There are many negatives associated with remaining around people in active addiction. Here are a few:

  1. They won’t understand your desire to live a sober life. To them, getting high or drunk is still a priority. Without the desire to get sober, they will not understand how important it is for you to do so. They will minimize the dangers of excessive drug or alcohol abuse and make it seem ridiculous to stay sober. When you are freshly in recovery, this can be extremely difficult to stand up to, so it is better to stay away from it all together.

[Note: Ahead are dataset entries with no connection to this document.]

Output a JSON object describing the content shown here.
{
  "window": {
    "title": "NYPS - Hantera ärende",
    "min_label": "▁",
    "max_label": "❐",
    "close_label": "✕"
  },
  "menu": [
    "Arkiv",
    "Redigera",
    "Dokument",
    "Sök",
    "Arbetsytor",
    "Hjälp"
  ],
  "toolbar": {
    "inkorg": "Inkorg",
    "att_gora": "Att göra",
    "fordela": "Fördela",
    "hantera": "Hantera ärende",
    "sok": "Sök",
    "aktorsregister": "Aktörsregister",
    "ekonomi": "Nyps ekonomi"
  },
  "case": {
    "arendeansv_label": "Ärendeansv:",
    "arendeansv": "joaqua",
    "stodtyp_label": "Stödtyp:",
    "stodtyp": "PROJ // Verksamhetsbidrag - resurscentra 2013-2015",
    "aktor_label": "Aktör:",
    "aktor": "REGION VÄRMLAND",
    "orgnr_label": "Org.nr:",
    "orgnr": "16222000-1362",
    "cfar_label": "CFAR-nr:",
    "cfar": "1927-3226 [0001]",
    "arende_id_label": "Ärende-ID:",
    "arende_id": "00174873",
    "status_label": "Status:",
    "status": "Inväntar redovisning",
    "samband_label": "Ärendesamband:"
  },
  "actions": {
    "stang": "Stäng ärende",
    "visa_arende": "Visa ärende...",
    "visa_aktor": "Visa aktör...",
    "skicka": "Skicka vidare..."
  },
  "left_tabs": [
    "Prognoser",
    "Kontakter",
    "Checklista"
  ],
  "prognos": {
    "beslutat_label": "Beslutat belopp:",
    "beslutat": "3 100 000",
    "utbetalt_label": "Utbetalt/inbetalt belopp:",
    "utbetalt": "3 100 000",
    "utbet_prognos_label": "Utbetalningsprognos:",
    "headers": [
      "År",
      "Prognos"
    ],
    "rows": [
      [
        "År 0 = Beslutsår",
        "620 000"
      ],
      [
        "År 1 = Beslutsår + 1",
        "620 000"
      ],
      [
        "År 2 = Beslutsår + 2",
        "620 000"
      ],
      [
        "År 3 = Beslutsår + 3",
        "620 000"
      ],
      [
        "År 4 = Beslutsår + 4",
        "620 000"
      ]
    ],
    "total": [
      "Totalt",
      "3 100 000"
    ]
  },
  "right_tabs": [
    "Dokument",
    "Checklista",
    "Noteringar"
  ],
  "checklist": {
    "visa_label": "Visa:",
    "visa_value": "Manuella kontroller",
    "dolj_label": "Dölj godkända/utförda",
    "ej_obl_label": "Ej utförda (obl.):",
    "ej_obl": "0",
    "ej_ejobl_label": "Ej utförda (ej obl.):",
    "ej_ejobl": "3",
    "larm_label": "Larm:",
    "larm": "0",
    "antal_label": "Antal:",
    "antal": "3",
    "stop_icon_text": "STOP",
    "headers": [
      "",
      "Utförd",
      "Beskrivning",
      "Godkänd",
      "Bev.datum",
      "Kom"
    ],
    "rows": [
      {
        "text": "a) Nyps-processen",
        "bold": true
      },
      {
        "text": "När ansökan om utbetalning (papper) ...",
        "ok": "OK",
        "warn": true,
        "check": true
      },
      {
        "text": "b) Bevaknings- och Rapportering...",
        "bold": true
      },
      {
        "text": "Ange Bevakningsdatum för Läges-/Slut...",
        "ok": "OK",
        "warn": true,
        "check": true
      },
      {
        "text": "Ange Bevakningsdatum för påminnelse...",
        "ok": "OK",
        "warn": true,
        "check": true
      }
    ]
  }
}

  2. They will peer pressure you. People in active addiction might have no problem trying to convince you to drink or get high. To them, they like surrounding themselves with other people who have the same negative behaviors. They might even enjoy the idea of bringing you down with them. This is because when other people are engaging in the same behaviors as them, it doesn’t seem as bad. It is a way of justifying their drug or alcohol abuse. They don’t care about your well being or your future, they only care about living in the moment and indulging in their substance of choice.
  3. They will tempt you, even if they don’t mean to. Your friends who are drinking or using may genuinely be happy that you are trying to get sober and wish you all the best. However, hang around them long enough and you might get tempted without them even meaning to do so. For example, if you are trying to stay sober from alcohol but go out to dinner with a bunch of drinking friends, they will order alcohol. Because they don’t understand how difficult it is for you to stay sober, they won’t realize that by doing so they are tempting you in a big way. Same goes for a friend using drugs. If you see them go to the bathroom and come back in a different state of mind, you can get triggered, even if they tried to hide it.

There is a proverbial line drawn in the sand between people who are in active addiction and those in recovery. Sadly, the truth is that it is a line that shouldn’t be crossed, no matter how good your friends on the active addiction side are. They need to find sobriety on their own, and if you cross the line and try to convince them, it will be much easier to drag you back down with them than to raise everyone up. Surround yourself with people who are sober and you will find it much easier to keep strong and keep doing the right thing. Eventually your friends in active addiction will hopefully follow in your footsteps.